Uber’s European head of policy is going to leave the company and will join the electric-vehicle charging-network company ChargePoint.
Jo Bertram, who was the regional manager of Northern Europe, left on Oct. 2, and now Christopher Burghardt also is quitting his position at Uber.
Burghardt will be the new managing director for ChargePoint, leaving Uber after just one year.
Christopher Burghardt said in one of his interviews on Tuesday that he plans to join ChargePoint early next month as its lead regional executive. He will oversee the Silicon Valley company’s aggressive charging-point expansion plans in Europe.
He said the decision to leave Uber was “a tough choice ” but one he “couldn’t turn down.”

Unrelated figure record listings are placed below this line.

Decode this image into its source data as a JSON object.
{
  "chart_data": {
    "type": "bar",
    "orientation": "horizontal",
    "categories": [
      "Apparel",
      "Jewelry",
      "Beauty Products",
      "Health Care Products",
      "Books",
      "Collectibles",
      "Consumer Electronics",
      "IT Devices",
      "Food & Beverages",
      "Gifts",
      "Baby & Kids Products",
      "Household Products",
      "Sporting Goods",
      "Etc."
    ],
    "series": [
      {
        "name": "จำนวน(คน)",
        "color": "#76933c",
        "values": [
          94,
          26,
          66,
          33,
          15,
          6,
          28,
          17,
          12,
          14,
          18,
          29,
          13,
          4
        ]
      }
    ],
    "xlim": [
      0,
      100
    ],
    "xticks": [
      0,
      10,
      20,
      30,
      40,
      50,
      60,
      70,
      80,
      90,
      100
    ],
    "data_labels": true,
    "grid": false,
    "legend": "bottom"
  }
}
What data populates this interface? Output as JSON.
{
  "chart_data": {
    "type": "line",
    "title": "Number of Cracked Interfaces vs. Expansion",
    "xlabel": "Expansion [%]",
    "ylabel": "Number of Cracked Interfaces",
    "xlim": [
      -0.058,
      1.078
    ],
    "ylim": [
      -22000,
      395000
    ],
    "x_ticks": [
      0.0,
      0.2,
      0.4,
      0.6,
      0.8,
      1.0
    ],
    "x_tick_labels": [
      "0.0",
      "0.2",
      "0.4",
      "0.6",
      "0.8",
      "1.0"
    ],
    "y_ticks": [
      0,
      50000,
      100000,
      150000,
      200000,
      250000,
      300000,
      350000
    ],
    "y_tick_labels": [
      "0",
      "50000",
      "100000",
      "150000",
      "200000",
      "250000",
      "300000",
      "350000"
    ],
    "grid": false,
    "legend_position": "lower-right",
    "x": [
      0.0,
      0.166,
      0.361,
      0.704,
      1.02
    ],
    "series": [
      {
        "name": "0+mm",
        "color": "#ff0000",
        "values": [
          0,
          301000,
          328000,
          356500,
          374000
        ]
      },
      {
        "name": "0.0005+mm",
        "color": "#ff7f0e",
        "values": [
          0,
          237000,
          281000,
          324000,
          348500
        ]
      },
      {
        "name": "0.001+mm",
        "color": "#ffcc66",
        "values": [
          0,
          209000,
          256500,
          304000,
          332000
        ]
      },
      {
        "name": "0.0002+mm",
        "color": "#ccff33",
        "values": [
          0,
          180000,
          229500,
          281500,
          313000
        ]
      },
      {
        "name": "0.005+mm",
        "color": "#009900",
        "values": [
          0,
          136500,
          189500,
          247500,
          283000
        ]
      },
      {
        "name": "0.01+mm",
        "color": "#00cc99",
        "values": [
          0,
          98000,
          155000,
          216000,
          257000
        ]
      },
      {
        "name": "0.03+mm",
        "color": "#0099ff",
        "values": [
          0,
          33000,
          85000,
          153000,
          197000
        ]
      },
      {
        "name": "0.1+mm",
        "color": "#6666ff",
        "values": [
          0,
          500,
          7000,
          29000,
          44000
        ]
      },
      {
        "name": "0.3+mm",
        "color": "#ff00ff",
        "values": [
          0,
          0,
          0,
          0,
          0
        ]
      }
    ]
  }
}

“Europe is at the point of getting to mass adoption of electric vehicles, and ChargePoint is at the forefront of that,” he added.
“I remain a great believer in what Uber does, and I know our new chief executive has a vision that will take the company into a bright future.”
ChargePoint supplies charging hardware and software used to connect outlets. It owns no re-charging stations of its own, but it works like an AirBnB or Uber to create a network of locations and schedule bookings at available charge points.
“The energy and mobility spaces are coming together,” Burghardt said. “ChargePoint is really one of the leading companies in electric vehicle infrastructure – where the two trends meet.”
ChargePoint has a plan to start a recharging network in Europe, where it will definitely be in competition with companies like Engie, a French utility, which has acquired EV-Box, a Dutch firm, and Innogy, a German electric utility. However, one more problem in ChargePoint’s path to success is that its competitors are entering into its home market, the United States.
In May, ChargePoint unveiled its most important network deal in Europe to date by signing an agreement with InstaVolt to provide it with 200 ChargePoint rapid-charge systems.